Tokens Are Not the Value

Alex Karp — CEO of Palantir, the data-analytics company best known for its defense and intelligence work — went on CNBC and tore into the AI industry. The labs, he said, sell you "tokens that create no value."¹

Yes, but that is not the real problem. It's that per-token pricing is a category error — and a telling one.

Price per unit is how you sell a commodity. Raw material in, add a margin, out comes a price per finished unit. It's the right model for toilet paper, for aluminium cans, for anything whose worth is in the stuff itself. Bulk goods, priced by the pound.

Intelligence is not bulk goods.

Take my own industry. No one prices a drug at raw-material cost plus markup — the idea is absurd. A pharmaceutical's price comes from the R&D poured into it, from how well you understood the patient's need, how precisely you fit the product to its markets, and whether that value is recognised and rewarded. Cost-plus never enters the room. The worth was never in the compound. It was in everything built around it.

AI is the same. The value was never in the output tokens. It's in how well you turn input into outcome: the system of prompts, context, agents, and judgment you wrap around a model. Two people push identical tokens through the same model; one files a regulatory dossier, the other produces slop. The tokens cost the same but the value is not even close. A token has no value on its own.
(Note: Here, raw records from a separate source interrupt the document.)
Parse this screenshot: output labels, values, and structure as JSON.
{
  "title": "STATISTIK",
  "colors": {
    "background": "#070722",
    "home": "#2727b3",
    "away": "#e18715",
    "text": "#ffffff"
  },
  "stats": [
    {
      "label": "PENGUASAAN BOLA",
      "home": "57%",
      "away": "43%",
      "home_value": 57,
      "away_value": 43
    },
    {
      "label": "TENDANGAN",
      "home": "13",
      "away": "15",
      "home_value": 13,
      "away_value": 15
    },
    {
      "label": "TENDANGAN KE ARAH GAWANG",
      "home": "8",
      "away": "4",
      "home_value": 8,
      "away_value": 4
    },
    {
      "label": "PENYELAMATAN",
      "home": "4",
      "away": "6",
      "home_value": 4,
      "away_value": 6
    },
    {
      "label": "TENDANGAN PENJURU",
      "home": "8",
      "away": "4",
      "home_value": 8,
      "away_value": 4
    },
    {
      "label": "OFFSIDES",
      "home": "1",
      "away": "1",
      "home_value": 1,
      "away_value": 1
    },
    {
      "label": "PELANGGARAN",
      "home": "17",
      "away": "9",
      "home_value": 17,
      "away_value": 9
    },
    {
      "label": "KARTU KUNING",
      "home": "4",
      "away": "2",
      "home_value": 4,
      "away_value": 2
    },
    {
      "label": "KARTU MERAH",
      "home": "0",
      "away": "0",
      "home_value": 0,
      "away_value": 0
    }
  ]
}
So counting tokens to reach a price measures the one thing that doesn't matter.

The pricing model of the labs gives them away. Per-token billing is an honest confession that they sell a commodity — raw compute, metered by the pound. The value was always downstream, with the person doing the wrapping. Karp's fix is to move that meter inside his own castle and call it sovereignty.² Same category error, longer lock-in.

I've written that when tools converge, people make the difference. Pricing proves it from the other direction. When the model itself is billed like a commodity, the only thing left worth paying for is what a human builds on top of it.

Stop counting tokens. Start measuring outcomes.


Notes & Sources

  1. Alex Karp, interview on CNBC "Squawk Box", 1 July 2026 — video, detail.
  2. Palantir–NVIDIA "sovereign AI" deal, announced 29 June 2026 — open-weight deployment inside isolated Palantir environments (CNBC).